Guy Bowden wrote:
> On this note - what is considered "best practice" in a - sent to friend
> type thing.
>
> i.e. User inputs their name + message + email + friends email into a
> html/flash form
>
> friend gets a link to read the message.
>
> currently I do this:
>
> 1 collect form input
> 2 create hash using the md5/uniqid method : $hash = md5(uniqid($key));
> 3 input data to database table using the hash as the primary key value
> 4 send email to friend with link containing the hash
> 5 user clicks on link
> 6 hash read in from the $_GET object
> 7 hash used to select message details from DB and displayed to the user
>
> There's never a security issue here - i.e. i don't mind how many times /
> who reads the message, but just want to make it hard to just guess keys
> to read other messages (otherwise it would just be the db id)
>
> This method works for me, but is it the *right* way?

I would also:

Track the sender IP address, and only allow N sends per time period T.
Track the recipient email, and only allow M "To:"s per time period U.

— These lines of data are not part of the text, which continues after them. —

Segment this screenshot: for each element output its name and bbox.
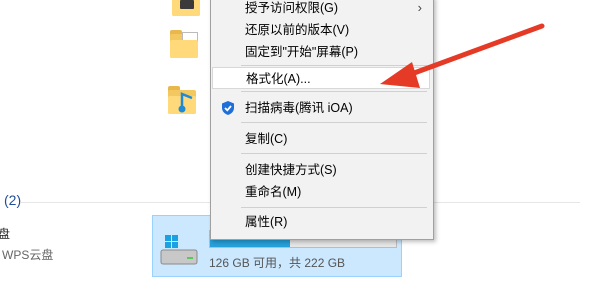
menu-item-copy[interactable]: 复制(C): [212, 128, 430, 150]
menu-item-label: 属性(R): [245, 215, 288, 229]
windows-drive-icon: [159, 232, 199, 268]
drive-space-text: 126 GB 可用，共 222 GB: [209, 256, 346, 270]
menu-item-label: 还原以前的版本(V): [245, 23, 350, 37]
documents-folder-icon[interactable]: [170, 30, 198, 58]
menu-item-label: 固定到"开始"屏幕(P): [245, 45, 359, 59]
music-folder-icon[interactable]: [168, 86, 196, 114]
menu-item-label: 扫描病毒(腾讯 iOA): [245, 101, 353, 115]
left-drive-sublabel: WPS云盘: [2, 248, 54, 262]
menu-item-create-shortcut[interactable]: 创建快捷方式(S): [212, 159, 430, 181]
menu-item-label: 授予访问权限(G): [245, 1, 339, 15]
menu-separator: [241, 153, 427, 154]
menu-item-scan-virus[interactable]: 扫描病毒(腾讯 iOA): [212, 97, 430, 119]
menu-item-label: 重命名(M): [245, 185, 302, 199]
tencent-ioa-shield-icon: [220, 100, 236, 116]
menu-item-label: 复制(C): [245, 132, 288, 146]
menu-item-label: 创建快捷方式(S): [245, 163, 337, 177]
annotation-arrow: [380, 23, 545, 88]
chevron-right-icon: ›: [417, 0, 422, 15]
menu-separator: [241, 122, 427, 123]
left-drive-label: 盘: [0, 227, 11, 241]
menu-separator: [241, 207, 427, 208]
section-header: (2): [4, 192, 22, 208]
menu-item-rename[interactable]: 重命名(M): [212, 181, 430, 203]
video-folder-icon[interactable]: [172, 0, 200, 16]
menu-item-grant-access[interactable]: 授予访问权限(G) ›: [212, 0, 430, 19]
menu-item-label: 格式化(A)...: [246, 72, 311, 86]
menu-item-properties[interactable]: 属性(R): [212, 211, 430, 233]
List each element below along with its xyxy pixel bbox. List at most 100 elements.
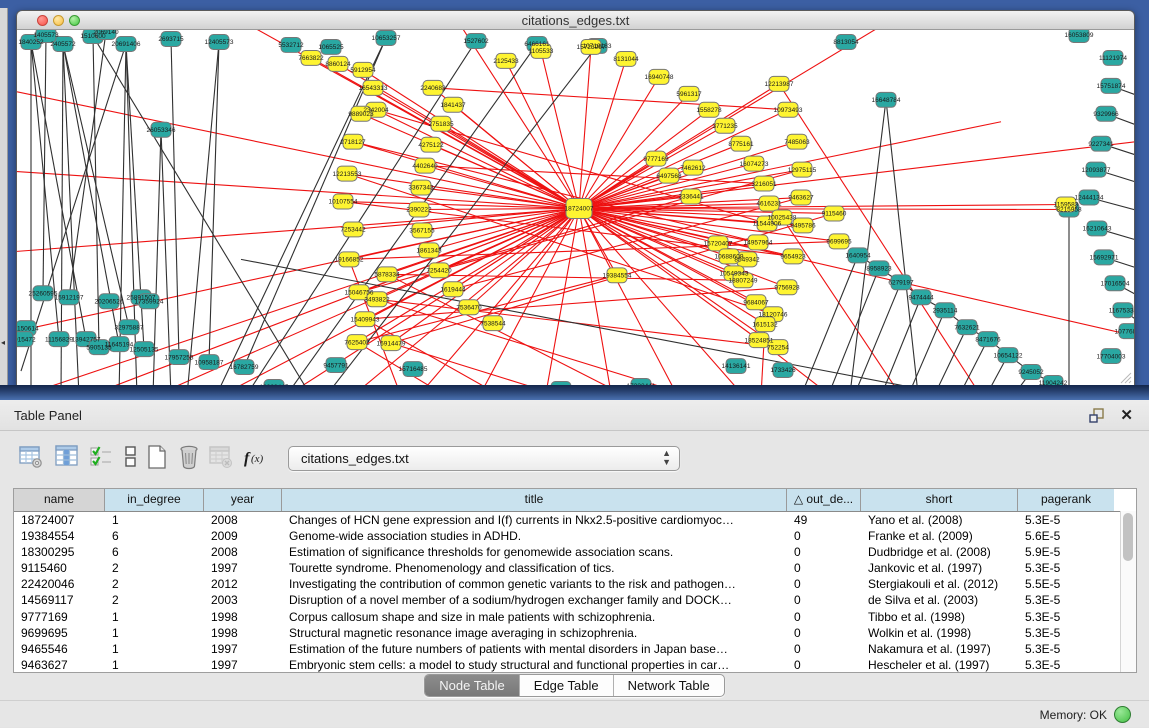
graph-node-label: 5961317	[676, 91, 702, 98]
tab-edge-table[interactable]: Edge Table	[520, 675, 614, 696]
tab-network-table[interactable]: Network Table	[614, 675, 724, 696]
graph-node-label: 12213553	[333, 171, 362, 178]
table-row[interactable]: 911546021997Tourette syndrome. Phenomeno…	[14, 560, 1136, 576]
graph-node-label: 8131044	[613, 56, 639, 63]
graph-node-label: 9329966	[1093, 111, 1119, 118]
graph-node-label: 16940748	[645, 74, 674, 81]
column-checklist-icon[interactable]	[88, 444, 114, 470]
column-header-name[interactable]: name	[14, 489, 105, 511]
graph-node-label: 1105533	[529, 48, 554, 55]
column-header-pagerank[interactable]: pagerank	[1018, 489, 1114, 511]
table-cell: 19384554	[14, 528, 105, 544]
table-cell: 2003	[204, 592, 282, 608]
table-row[interactable]: 1830029562008Estimation of significance …	[14, 544, 1136, 560]
table-cell: 9465546	[14, 641, 105, 657]
table-tabs: Node TableEdge TableNetwork Table	[0, 674, 1149, 700]
graph-node-label: 2125433	[493, 58, 519, 65]
graph-node-label: 3771235	[712, 123, 738, 130]
table-cell: 9463627	[14, 657, 105, 673]
table-row[interactable]: 2242004622012Investigating the contribut…	[14, 576, 1136, 592]
table-row[interactable]: 1938455462009Genome-wide association stu…	[14, 528, 1136, 544]
graph-node-label: 7632621	[954, 324, 980, 331]
table-cell: Structural magnetic resonance image aver…	[282, 625, 787, 641]
graph-node-label: 12213987	[765, 81, 794, 88]
combo-arrows-icon: ▲▼	[662, 449, 671, 467]
table-cell: Corpus callosum shape and size in male p…	[282, 609, 787, 625]
svg-text:(x): (x)	[251, 453, 264, 465]
window-resize-grip[interactable]	[1118, 370, 1132, 384]
graph-node-label: 12505135	[130, 346, 159, 353]
table-panel-header: Table Panel ✕	[0, 400, 1149, 431]
collapse-left-arrow-icon[interactable]: ◂	[1, 338, 5, 347]
delete-column-icon[interactable]	[176, 444, 202, 470]
create-column-icon[interactable]	[144, 444, 170, 470]
show-columns-icon[interactable]	[54, 444, 80, 470]
table-vertical-scrollbar[interactable]	[1120, 511, 1136, 672]
column-header-short[interactable]: short	[861, 489, 1018, 511]
memory-ok-indicator[interactable]	[1114, 706, 1131, 723]
row-panel-icon[interactable]	[118, 444, 144, 470]
table-row[interactable]: 969969511998Structural magnetic resonanc…	[14, 625, 1136, 641]
graph-node-label: 9150614	[17, 325, 39, 332]
graph-node-label: 752254	[767, 344, 789, 351]
tab-node-table[interactable]: Node Table	[425, 675, 520, 696]
graph-node-label: 11675334	[1109, 307, 1134, 314]
column-header-in_degree[interactable]: in_degree	[105, 489, 204, 511]
graph-node-label: 1861343	[416, 248, 442, 255]
table-cell: 1	[105, 625, 204, 641]
status-bar: Memory: OK	[0, 700, 1149, 728]
table-cell: 5.3E-5	[1018, 641, 1114, 657]
table-cell: 0	[787, 657, 861, 673]
table-cell: 2008	[204, 544, 282, 560]
column-header-year[interactable]: year	[204, 489, 282, 511]
table-row[interactable]: 1456911722003Disruption of a novel membe…	[14, 592, 1136, 608]
delete-table-icon[interactable]	[208, 444, 234, 470]
graph-node-label: 16074273	[740, 161, 769, 168]
column-header-title[interactable]: title	[282, 489, 787, 511]
left-panel-divider[interactable]	[0, 8, 8, 395]
scrollbar-thumb[interactable]	[1123, 513, 1133, 561]
graph-node-label: 2336441	[678, 194, 704, 201]
table-cell: Tibbo et al. (1998)	[861, 609, 1018, 625]
table-toolbar: f (x) citations_edges.txt ▲▼	[0, 438, 1149, 480]
graph-node-label: 20691406	[112, 41, 141, 48]
graph-node-label: 1619444	[440, 286, 466, 293]
network-canvas[interactable]: 1872400718402522405572151060020691406140…	[17, 30, 1134, 386]
function-builder-icon[interactable]: f (x)	[242, 444, 268, 470]
window-titlebar[interactable]: citations_edges.txt	[17, 11, 1134, 30]
graph-node-label: 1640954	[845, 253, 871, 260]
table-cell: Franke et al. (2009)	[861, 528, 1018, 544]
table-cell: 5.3E-5	[1018, 592, 1114, 608]
graph-node-label: 12093877	[1082, 167, 1111, 174]
table-row[interactable]: 1872400712008Changes of HCN gene express…	[14, 512, 1136, 528]
table-cell: 1	[105, 609, 204, 625]
column-header-out_de[interactable]: △ out_de...	[787, 489, 861, 511]
table-selector-dropdown[interactable]: citations_edges.txt ▲▼	[288, 446, 680, 471]
graph-node-label: 12975115	[788, 167, 817, 174]
table-cell: 0	[787, 576, 861, 592]
graph-node-label: 20206526	[95, 298, 124, 305]
graph-node-label: 10776853	[1115, 328, 1134, 335]
close-panel-icon[interactable]: ✕	[1120, 406, 1133, 424]
table-cell: Yano et al. (2008)	[861, 512, 1018, 528]
table-row[interactable]: 946554611997Estimation of the future num…	[14, 641, 1136, 657]
table-options-icon[interactable]	[18, 444, 44, 470]
table-row[interactable]: 946362711997Embryonic stem cells: a mode…	[14, 657, 1136, 673]
graph-node-label: 26053346	[147, 127, 176, 134]
float-panel-icon[interactable]	[1089, 407, 1105, 423]
cytoscape-desktop: ◂ citations_edges.txt 18724007184	[0, 0, 1149, 400]
table-panel: Table Panel ✕	[0, 400, 1149, 727]
graph-node-label: 16053809	[1065, 32, 1094, 39]
table-cell: Estimation of significance thresholds fo…	[282, 544, 787, 560]
graph-node-label: 11156829	[45, 336, 73, 343]
graph-node-label: 3567155	[409, 228, 435, 235]
graph-node-label: 16210643	[1083, 226, 1112, 233]
table-cell: 5.3E-5	[1018, 512, 1114, 528]
table-row[interactable]: 977716911998Corpus callosum shape and si…	[14, 609, 1136, 625]
graph-node-label: 25260595	[29, 290, 58, 297]
graph-node-label: 32975887	[115, 324, 144, 331]
graph-node-label: 17704003	[1097, 353, 1126, 360]
window-title: citations_edges.txt	[17, 13, 1134, 28]
graph-node-label: 2405572	[50, 41, 76, 48]
graph-node-label: 2751835	[428, 121, 454, 128]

The point being to stop spammers from using your system to spam the world,
or target specific victims.

Is $key the ID in the database?  You may want to consider adding in "more"
randomness with mt_rand() as the manual suggests on the uniqid page -- You
can still keep $key as part of the hash by doing:
md5(uniqid("$key|" . mt_rand(), true))

Certainly sending the md5/uniquid as the only thing exposed is about as
good as you can get for making sure that the other email URLs are
guessable -- You do run the risk that sooner or later your md5/uniquid
hash will "collide" with two emails on the same value.  Easy enough to
check the db and generate another hash if they do collide, so I'd add that
in if you don't have it.  Add a line after your md5(...) call and set
$hash = '42' for testing purpose, then comment it out to go back to
reality.

You could look into the larger bits and longer hashes that would be
"better" but I really don't think that's necessary, imho.